Durchschnittlich bekommt eine Frau in Österreich 1,4 Kinder, bei Journalistinnen sind es nur 0,5. Ausschlaggebend sind hier bestimmt nicht nur begrenzte Öffnungszeiten im Kindergarten, sondern es wird sehr stark auf die karrierefördernde Netzwerkarbeit verwiesen, die im Journalismus, aber ebenso in der Wissenschaft oder auch im Kunstbetrieb einen hohen Stellenwert einnimmt und die oft für Mütter nur bedingt alltagstauglich ist. Abends noch schnell auf ein Bier mitgehen, ist für Frauen mit Kindern viel unrealistischer als für Männer. Die Teilnahme an Abendveranstaltungen lässt sich viel mühsamer organisieren und auch nicht ständig. Selbst sehr engagierte Väter gestalten ihre Praxis einfach anders als Frauen. Männer planen die Zeit für sich selbst viel selbstverständlicher in ihren Alltag ein. Da wird, was auch immer, abseits von Anwesenheitspflichten nicht einfach zugunsten der Familie regelmäßig abgesagt oder überhaupt darauf verzichtet. So ist und bleibt die Kinderbetreuung ein wichtiges Thema, das hauptsächlich bei der sorgenden Mutter bleibt. Diese wird dem männlichen Machtstreben als Gegenpol gegenübergestellt. Ein Bild, das übrigens weit aus der Geschichte stammt, bringt die Historikerin Kathrin Quatember ein.

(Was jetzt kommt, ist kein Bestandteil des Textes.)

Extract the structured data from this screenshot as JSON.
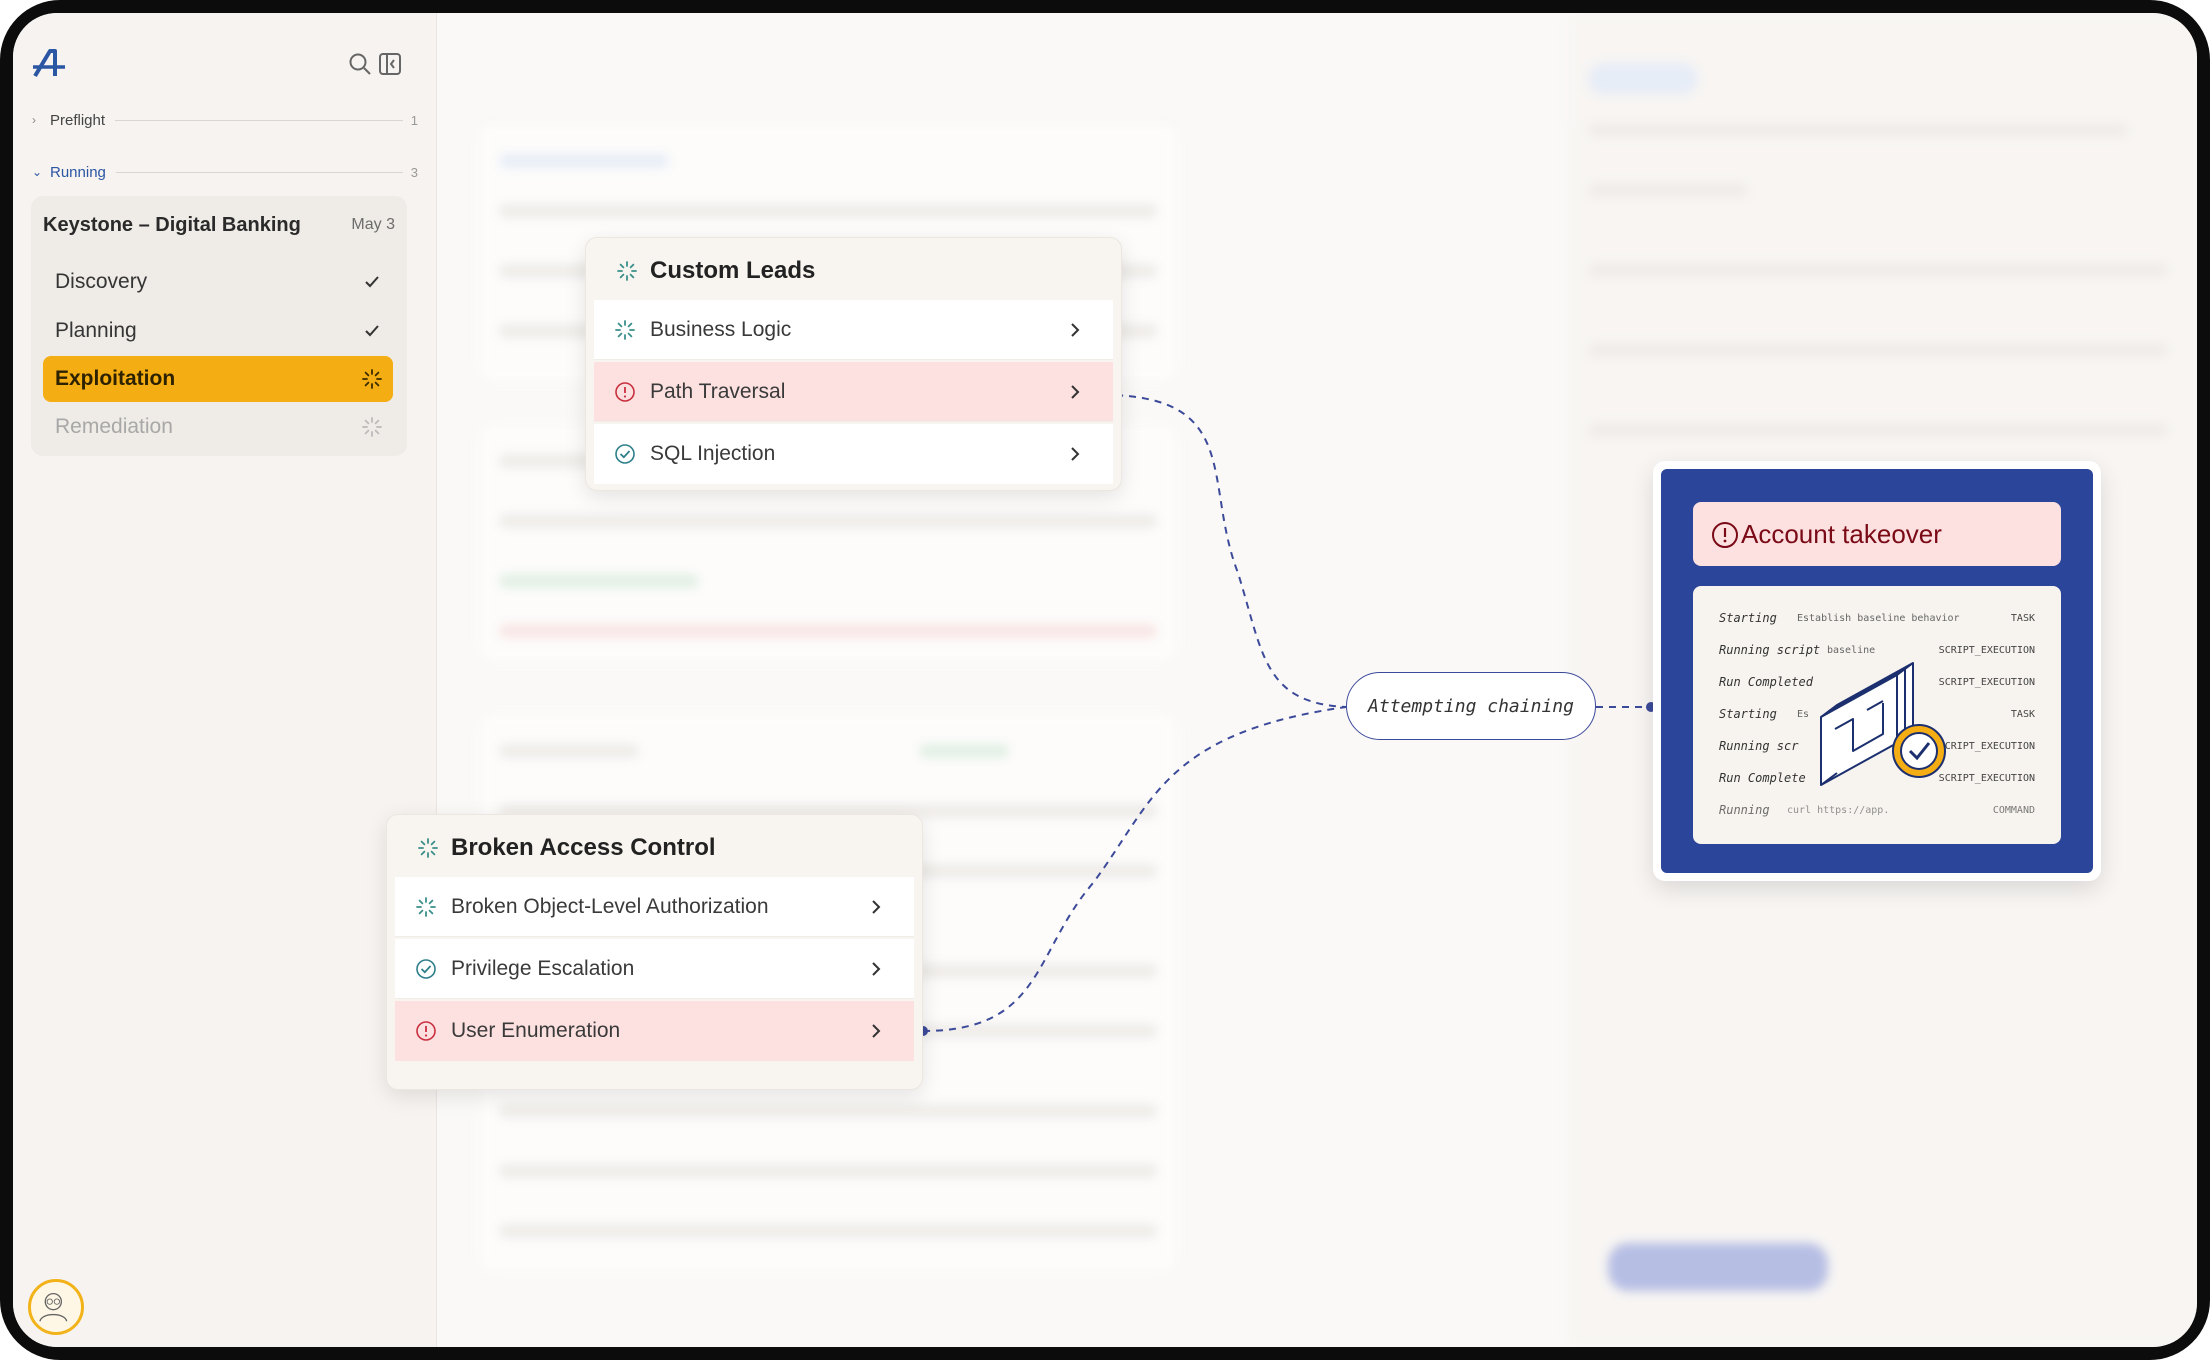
{
  "sidebar": {
    "sections": [
      {
        "label": "Preflight",
        "count": "1"
      },
      {
        "label": "Running",
        "count": "3"
      }
    ],
    "project": {
      "title": "Keystone – Digital Banking",
      "date": "May 3",
      "steps": [
        {
          "label": "Discovery",
          "status": "done"
        },
        {
          "label": "Planning",
          "status": "done"
        },
        {
          "label": "Exploitation",
          "status": "active"
        },
        {
          "label": "Remediation",
          "status": "pending"
        }
      ]
    },
    "colors": {
      "accent": "#f5ad14",
      "running": "#2b56a3"
    }
  },
  "custom_leads": {
    "title": "Custom Leads",
    "items": [
      {
        "label": "Business Logic",
        "status": "running"
      },
      {
        "label": "Path Traversal",
        "status": "alert"
      },
      {
        "label": "SQL Injection",
        "status": "done"
      }
    ]
  },
  "broken_access": {
    "title": "Broken Access Control",
    "items": [
      {
        "label": "Broken Object-Level Authorization",
        "status": "running"
      },
      {
        "label": "Privilege Escalation",
        "status": "done"
      },
      {
        "label": "User Enumeration",
        "status": "alert"
      }
    ]
  },
  "chain": {
    "label": "Attempting chaining"
  },
  "takeover": {
    "title": "Account takeover",
    "log": [
      {
        "state": "Starting",
        "desc": "Establish baseline behavior",
        "type": "TASK"
      },
      {
        "state": "Running script",
        "desc": "baseline",
        "type": "SCRIPT_EXECUTION"
      },
      {
        "state": "Run Completed",
        "desc": "",
        "type": "SCRIPT_EXECUTION"
      },
      {
        "state": "Starting",
        "desc": "Es",
        "type": "TASK"
      },
      {
        "state": "Running scr",
        "desc": "",
        "type": "SCRIPT_EXECUTION"
      },
      {
        "state": "Run Complete",
        "desc": "",
        "type": "SCRIPT_EXECUTION"
      },
      {
        "state": "Running",
        "desc": "curl https://app.",
        "type": "COMMAND"
      }
    ],
    "colors": {
      "panel": "#2b459a",
      "alert": "#7a0a16"
    }
  }
}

Die sorgende Mutter ist vor allem im Kopf der sorgenden Mutter und damit gesellschaftlich extrem verankert. Das ist kein Spaziergang, sowas zu verändern, zumal konservative Geschlechterbilder wieder auf dem Vormarsch sind und die Geschlechterordnung politisch wieder neu umkämpft ist. Der Umbau der Wohlfahrtsstaaten betrifft oft gerade Frauen sehr stark. Die Frauenförderung wird dem Wettbewerb der besten Köpfe, also der sogenannten Excellence, untergeordnet. Stattdessen sollte Arbeit neu bewertet und neu verteilt werden. Julia Schuster, Soziologin vom Institut für Genderstudies in Linz, fordert in diesem Zusammenhang Mut, um über neue Modelle nachzudenken. Die politische Situation in Europa lässt die Gleichstellung momentan nicht weiterblühen.

Aber ich möchte die Diskussion gar nicht nur auf Kinder beschränken und nochmals zur Aussage von Jelena Pantic-Panic zurückkommen. „Lass mich jetzt mal mit meinem Selbstbewusstsein deine Kompetenz in Frage stellen“. Sie spricht damit ganz dezidiert die Praxis in vielen Medienhäusern an und meint damit die immer noch sehr oft anzutreffende und leider viel zu selten offene Missachtung findende überhebliche Haltung von männlichen gegenüber weiblichen Kolleg*innen. Auch unterstreicht sie die Vorbildfunktion von Medienhäusern und die damit verbundene Verantwortung.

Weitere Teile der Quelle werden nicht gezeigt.